I just had MVD done on January 11th. It was a rough ride as I ended up having a small stroke as a side effect. I'm fine now 12 weeks later. I had a blood vessel wrapped around the gloss/nerve. The doctor wasn't sure if he could get it - but he went in and tried. As soon as I was coherent enough to understand if I was having "that" pain anymore I knew I wasn't. I still had nerve pain (It takes awhile for everything to calm down) but I KNEW that pain was gone. I am now in the process of weaning myself off the last of the medicines (Nueronton).

I am a success story and the only reason why I am saying this is because there is hope and the right doctor WILL be able to help you. The book Striking Back was invaluable in my search for a doctor. Before that book I had a doctor put me through a glycerol injection - which has nothing to do with the symptoms I had been describing - which to a well trained dr. would have triggered them to think of the glosso nerve not the trigiminal nerve.

I went to Dr. John Alksne at UCSD here in my home town of San Diego. He was in the book Striking Back and that man is just amazing and so KIND. He knew exactly what to do and I am sitting here writing this, out of pain for the first time in two years.
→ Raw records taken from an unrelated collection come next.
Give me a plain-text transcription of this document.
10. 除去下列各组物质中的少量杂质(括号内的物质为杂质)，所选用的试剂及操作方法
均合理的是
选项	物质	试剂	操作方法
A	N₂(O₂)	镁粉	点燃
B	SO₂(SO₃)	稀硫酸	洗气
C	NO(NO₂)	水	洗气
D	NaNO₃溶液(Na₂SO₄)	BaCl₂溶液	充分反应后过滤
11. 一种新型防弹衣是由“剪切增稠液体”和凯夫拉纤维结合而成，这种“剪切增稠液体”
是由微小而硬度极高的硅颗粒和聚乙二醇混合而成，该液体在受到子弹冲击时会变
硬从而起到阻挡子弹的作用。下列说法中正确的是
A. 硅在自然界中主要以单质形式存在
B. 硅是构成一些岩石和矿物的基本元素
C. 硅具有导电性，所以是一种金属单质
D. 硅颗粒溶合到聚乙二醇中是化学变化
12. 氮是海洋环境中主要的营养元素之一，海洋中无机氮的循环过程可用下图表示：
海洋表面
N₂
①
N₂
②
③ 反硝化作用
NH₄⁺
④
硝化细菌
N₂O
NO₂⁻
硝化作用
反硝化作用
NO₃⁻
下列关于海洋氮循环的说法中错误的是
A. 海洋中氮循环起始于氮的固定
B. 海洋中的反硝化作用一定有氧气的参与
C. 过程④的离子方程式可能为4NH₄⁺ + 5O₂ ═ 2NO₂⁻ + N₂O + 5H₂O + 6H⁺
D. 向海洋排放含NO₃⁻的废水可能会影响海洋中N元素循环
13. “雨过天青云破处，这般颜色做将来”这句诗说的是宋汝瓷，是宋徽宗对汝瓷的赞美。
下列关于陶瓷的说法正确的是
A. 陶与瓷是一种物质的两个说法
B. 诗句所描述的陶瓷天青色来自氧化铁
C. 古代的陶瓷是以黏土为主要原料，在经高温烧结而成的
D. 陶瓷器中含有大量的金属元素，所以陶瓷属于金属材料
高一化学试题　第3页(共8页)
Keep looking. Keep searching. There is a reason for your pain and the right doctor will know what to do about it. Praying for your relief from this horrible disorder. Sandee

I had eagle syndrome and had my styloid removed 2 years ago but know think it caused Gpn I get my mri results on monday it does seem they go hand and hand a panoramic xray from a oral surgeon who has delt with it before is the best way to find it that in a 3d cat scan if your doctor doesnt know that it will be missed and they will tell you ,you dont have it I got a panoramic from a oral surgeon and brought it to a ent telling him I have it he ordered x rays and a ct told me I was fine I went back got another panoramic it showed up again had my oral surgeon call the ent just to be dropped check out the livingwitheagles site we all have the same long stories of years not being diagnoised and there is alot of us who still have symptons after the styloid is removed Im just found out about gn and starting to think they go hand and hand but ent dont know much about gpn and neurosurgeon dont know much about eagles hope this helped

Thank you for sharing with us. I am sorry your surgery didn't .work. Sounds like we are all looking for something that will cure or help us. It is good to hear of those who have had success. My MRI has me very concerned but I am going to try Cleveland Clinic in Ohio before to long. You mentioned natural remedies. What have you tried? I haven't had surgery and still get mixed up. Just learning how to do this. Hope this gets posted to your comment. Good Luck with your treatment.